If you've ever heard of Thailand and, more specifically, Chiang Mai, you've probably been made aware that one of the main tourist attractions is the opportunity to come into contact with some of Earth's most precious and holy creatures-- elephants. Among the people I talked to before venturing here, it was a highly controversial topic. Some said definitely go see the elephants because it was the best experience of life. Others said definitely do not go anywhere with elephants because they are all tortured and treated inhumanely.
All objections aside, like most tepid-hearted Americans coming to Asia for the first time, I pretty much knew that if I could find a semi-decent place where they didn't slash or prod the animals, I was going to see some elephants on this trip. I followed my friend Warren's recommendation, read as many elephant treatment reviews as I could, and set off for a day of close contact with trunk-wielding tree trimmers. I chose Into the Wild Elephant Camp, instead of the more popular and well-regarded Elephant Nature Park because I hoped for a more intimate, less crowded visit.

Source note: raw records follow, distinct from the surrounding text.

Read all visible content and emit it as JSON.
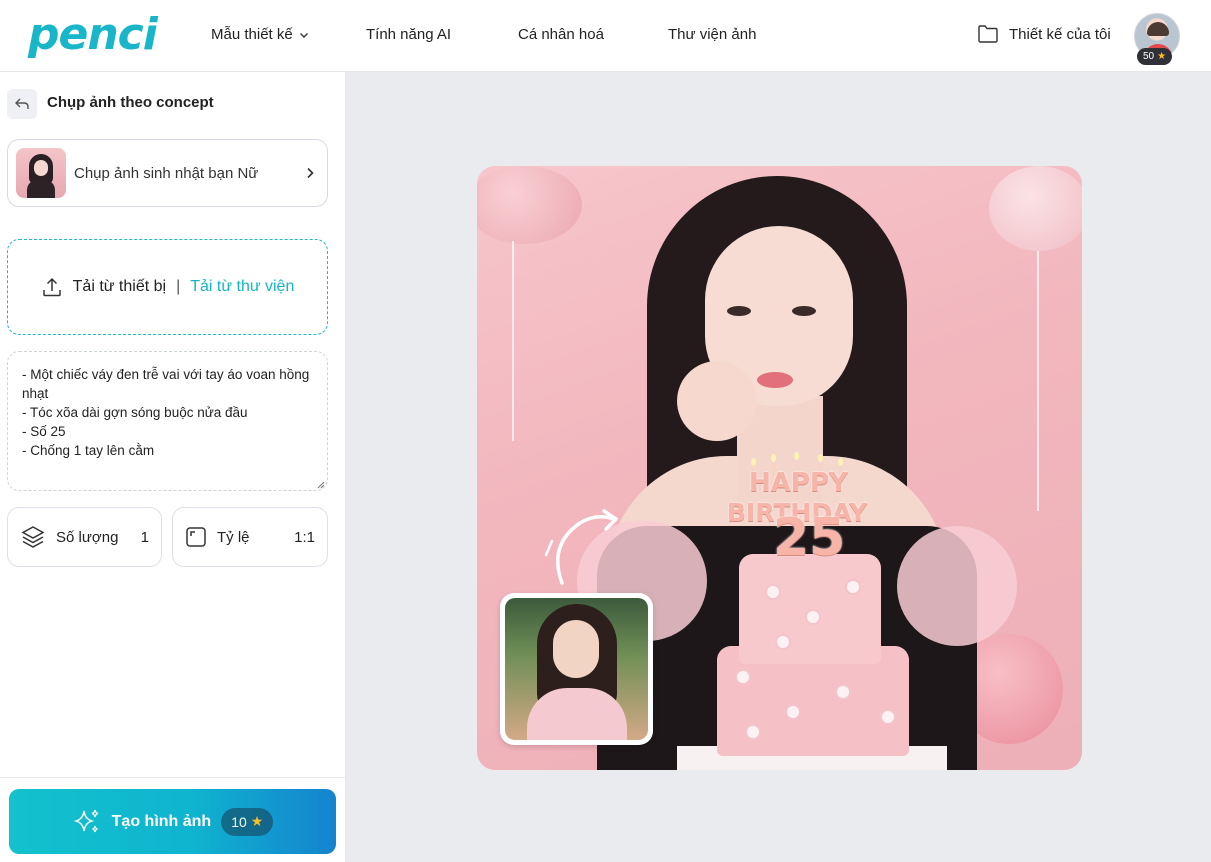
{
  "header": {
    "logo": "penci",
    "nav": [
      {
        "label": "Mẫu thiết kế",
        "has_dropdown": true
      },
      {
        "label": "Tính năng AI"
      },
      {
        "label": "Cá nhân hoá"
      },
      {
        "label": "Thư viện ảnh"
      }
    ],
    "my_designs": "Thiết kế của tôi",
    "credits": "50"
  },
  "sidebar": {
    "title": "Chụp ảnh theo concept",
    "concept": "Chụp ảnh sinh nhật bạn Nữ",
    "upload_device": "Tải từ thiết bị",
    "upload_separator": "|",
    "upload_library": "Tải từ thư viện",
    "prompt": "- Một chiếc váy đen trễ vai với tay áo voan hồng nhạt\n- Tóc xõa dài gợn sóng buộc nửa đầu\n- Số 25\n- Chống 1 tay lên cằm",
    "quantity_label": "Số lượng",
    "quantity_value": "1",
    "ratio_label": "Tỷ lệ",
    "ratio_value": "1:1",
    "generate_label": "Tạo hình ảnh",
    "generate_cost": "10"
  },
  "preview": {
    "cake_text_1": "HAPPY",
    "cake_text_2": "BIRTHDAY",
    "cake_number": "25"
  },
  "colors": {
    "brand": "#19b6c9",
    "accent_link": "#15b5c5",
    "button_gradient_start": "#13c2cd",
    "button_gradient_end": "#1583cf",
    "star": "#fbbf24"
  },
  "icons": {
    "nav_dropdown": "chevron-down-icon",
    "folder": "folder-icon",
    "back": "back-arrow-icon",
    "concept_next": "chevron-right-icon",
    "upload": "upload-icon",
    "layers": "layers-icon",
    "ratio": "aspect-ratio-icon",
    "sparkle": "sparkle-icon",
    "star": "star-icon"
  }
}
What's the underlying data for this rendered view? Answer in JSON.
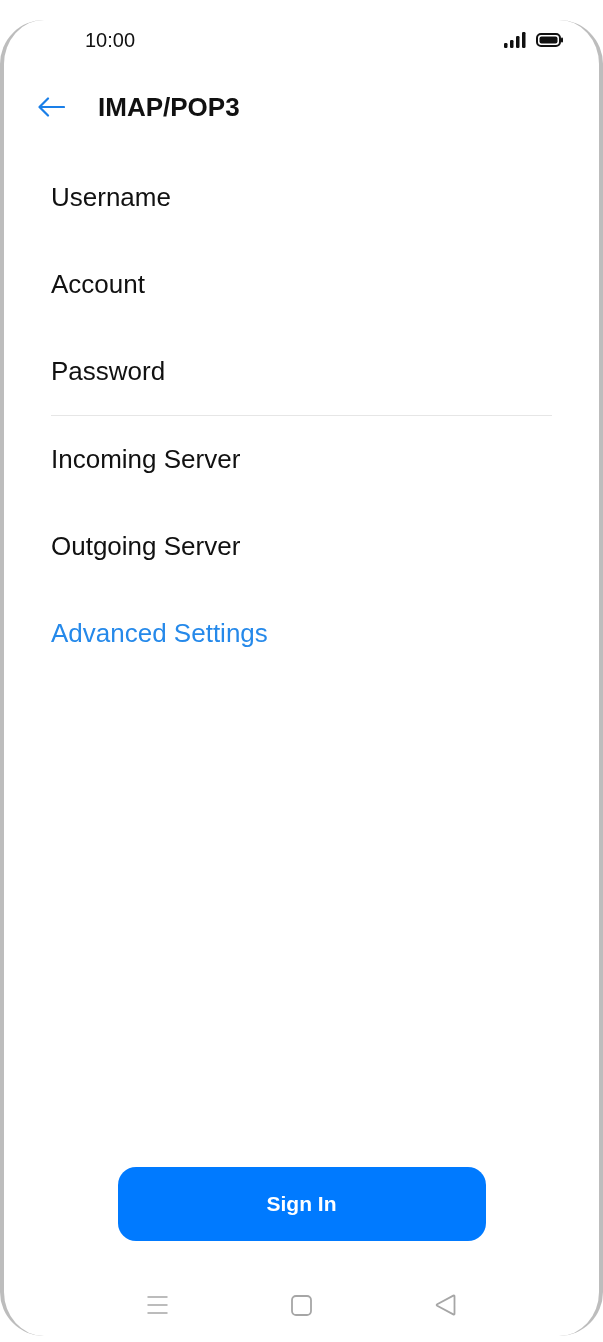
{
  "status_bar": {
    "time": "10:00"
  },
  "header": {
    "title": "IMAP/POP3"
  },
  "field_groups": [
    {
      "fields": [
        {
          "placeholder": "Username"
        },
        {
          "placeholder": "Account"
        },
        {
          "placeholder": "Password"
        }
      ]
    },
    {
      "fields": [
        {
          "placeholder": "Incoming Server"
        },
        {
          "placeholder": "Outgoing Server"
        }
      ]
    }
  ],
  "advanced_link": "Advanced Settings",
  "primary_button": "Sign In"
}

And it really was an unbelievable experience, and even more so because there were only 3 of us visiting 5 elephants that day. We hiked with them, bathed with them, and sort of ate lunch with them while they smartly tried to steal food from our table. I'd never touched one before, so spending hours next to them as they gracefully lumbered through the woods and covering them with mud to provide necessary sun protection offered a ton of new soul-satisfying observations.
I hope the elephants are always treated as well as I saw during the visit. Our guides seemed to genuinely care about them, and there were no bullhooks or riding baskets in sight. The elephants seemed to genuinely not care about anything other than eating, an act that they engaged in for almost all of the 5 hours we were with them. Apparently indifferent to our presence, they did, at points, threaten to chop our heads off with their superior lumberjack skills. I could certainly see why Thai Buddhists worship the elephant god, Ganesha, as the remover of obstacles.